Full breakdown including node IPs, service interactions, the RTAC kernel-pinning compensating control, and a deeper Docker-architecture diagram: [`docs/architecture.md`](docs/architecture.md) and [`docs/architecture-diagram.md`](docs/architecture-diagram.md).



## Documentation



Start at [`docs/`](docs/) for the routed landing page.

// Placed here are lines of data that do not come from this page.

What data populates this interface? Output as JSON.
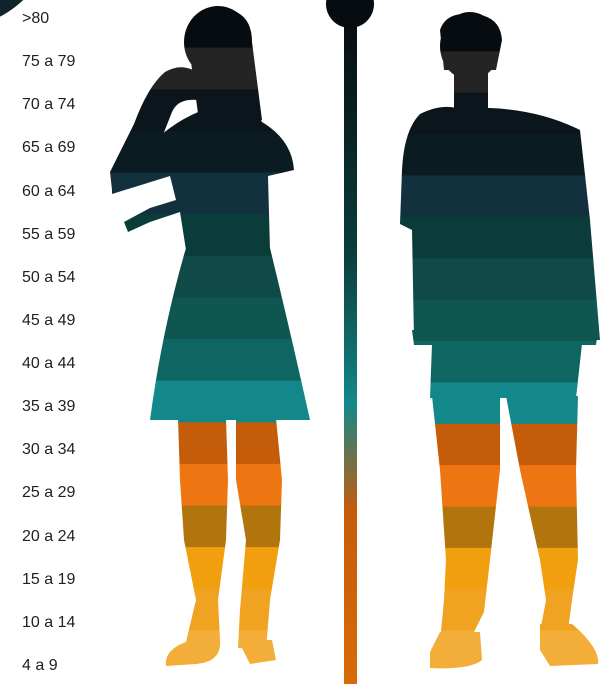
{
  "chart_data": {
    "type": "pictograph",
    "age_groups": [
      ">80",
      "75 a 79",
      "70 a 74",
      "65 a 69",
      "60 a 64",
      "55 a 59",
      "50 a 54",
      "45 a 49",
      "40 a 44",
      "35 a 39",
      "30 a 34",
      "25 a 29",
      "20 a 24",
      "15 a 19",
      "10 a 14",
      "4 a 9"
    ],
    "band_colors": [
      "#070c10",
      "#242424",
      "#0a161c",
      "#0b1b22",
      "#13303f",
      "#0a3c3a",
      "#0f4a48",
      "#0f5552",
      "#0f6562",
      "#13888a",
      "#c55c09",
      "#ee7612",
      "#b2750e",
      "#f29f0f",
      "#f0a320",
      "#f2ae38"
    ],
    "figures": [
      "woman-silhouette",
      "man-silhouette"
    ],
    "scale_gradient": [
      "#070c10",
      "#0a3c3a",
      "#13888a",
      "#c55c09",
      "#d86a08"
    ]
  }
}
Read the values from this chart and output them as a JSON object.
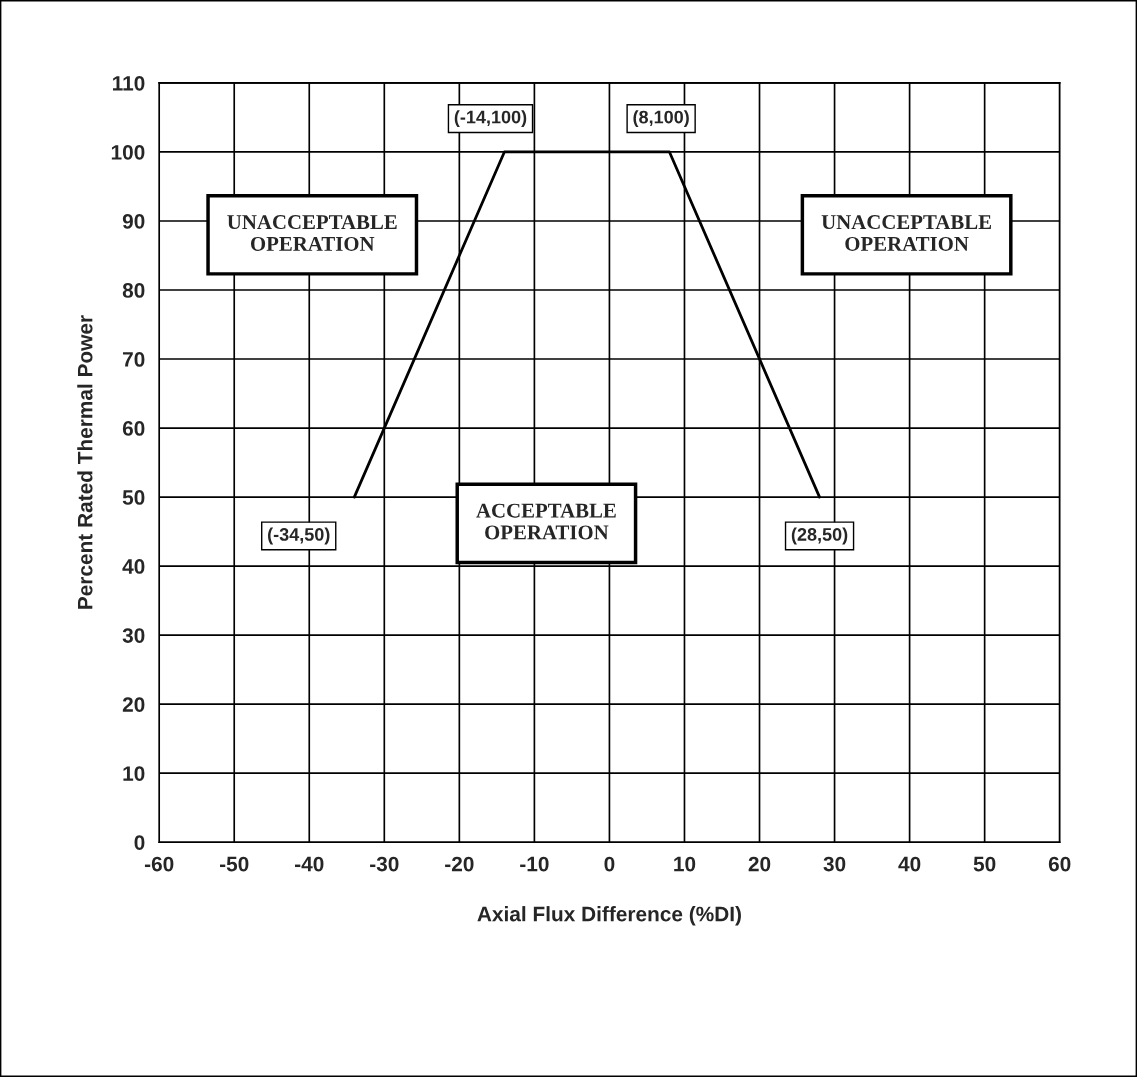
{
  "chart_data": {
    "type": "line",
    "xlabel": "Axial Flux Difference (%DI)",
    "ylabel": "Percent Rated Thermal Power",
    "x": [
      -34,
      -14,
      8,
      28
    ],
    "values": [
      50,
      100,
      100,
      50
    ],
    "color": "#000000",
    "xlim": [
      -60,
      60
    ],
    "xticks": [
      -60,
      -50,
      -40,
      -30,
      -20,
      -10,
      0,
      10,
      20,
      30,
      40,
      50,
      60
    ],
    "ylim": [
      0,
      110
    ],
    "yticks": [
      0,
      10,
      20,
      30,
      40,
      50,
      60,
      70,
      80,
      90,
      100,
      110
    ],
    "grid": true,
    "marker": "none",
    "line_style": "solid",
    "annotations": [
      {
        "text": "(-14,100)",
        "x": -14,
        "y": 100
      },
      {
        "text": "(8,100)",
        "x": 8,
        "y": 100
      },
      {
        "text": "(-34,50)",
        "x": -34,
        "y": 50
      },
      {
        "text": "(28,50)",
        "x": 28,
        "y": 50
      },
      "UNACCEPTABLE\nOPERATION",
      "UNACCEPTABLE\nOPERATION",
      "ACCEPTABLE\nOPERATION"
    ]
  }
}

Key entries:



| | |

|---|---|

| 📚 [`docs/README.md`](docs/README.md) | Documentation landing page - routes by audience (student / instructor / developer / security reviewer) |

| 📦 [`docs/quickstart.md`](docs/quickstart.md) | Full install walkthrough including offline/SSD path |

| 💾 [`docs/workshop-ssd.md`](docs/workshop-ssd.md) | Operator runbook: SSD distribution + mid-workshop delta patches |

| 🏗 [`docs/architecture.md`](docs/architecture.md) | Zone model, node inventory, service interactions, data flow |

| 🎓 [`docs/workshop-overview.md`](docs/workshop-overview.md) | Lab-by-lab walkthrough: what's simulated and what isn't |

| 📝 [`docs/lab-authoring.md`](docs/lab-authoring.md) | How to write a workshop lab (YAML shape, fences, decisions) |

| 🔌 [`docs/api-spec.md`](docs/api-spec.md) | REST + WebSocket reference |

| 🔐 [`SECURITY.md`](SECURITY.md) | Lab security model, external-access patterns, vuln reporting |

| 🐛 [`docs/security-known-issues.md`](docs/security-known-issues.md) | Triaged govulncheck/Trivy findings with rationale |

| 🛠 [`CONTRIBUTING.md`](CONTRIBUTING.md) | Local dev setup, tests, PR conventions |

| 🗺 [`ROADMAP.md`](ROADMAP.md) | Planned v0.2.0 + v0.3.0 + backlog |

| 💬 [`SUPPORT.md`](SUPPORT.md) | Where to ask questions and what to expect |

| 📜 [`CHANGELOG.md`](CHANGELOG.md) | Per-release notes |



## Related projects



- **[containd](https://github.com/tonylturner/containd)** - The ICS-aware NGFW at the heart of the lab

- **[`dnp3go/`](dnp3go/)** - Zero-dependency Go DNP3 library used by the field-device simulators (standalone module vendored in this repo)



## License



Apache License 2.0. See [LICENSE](LICENSE).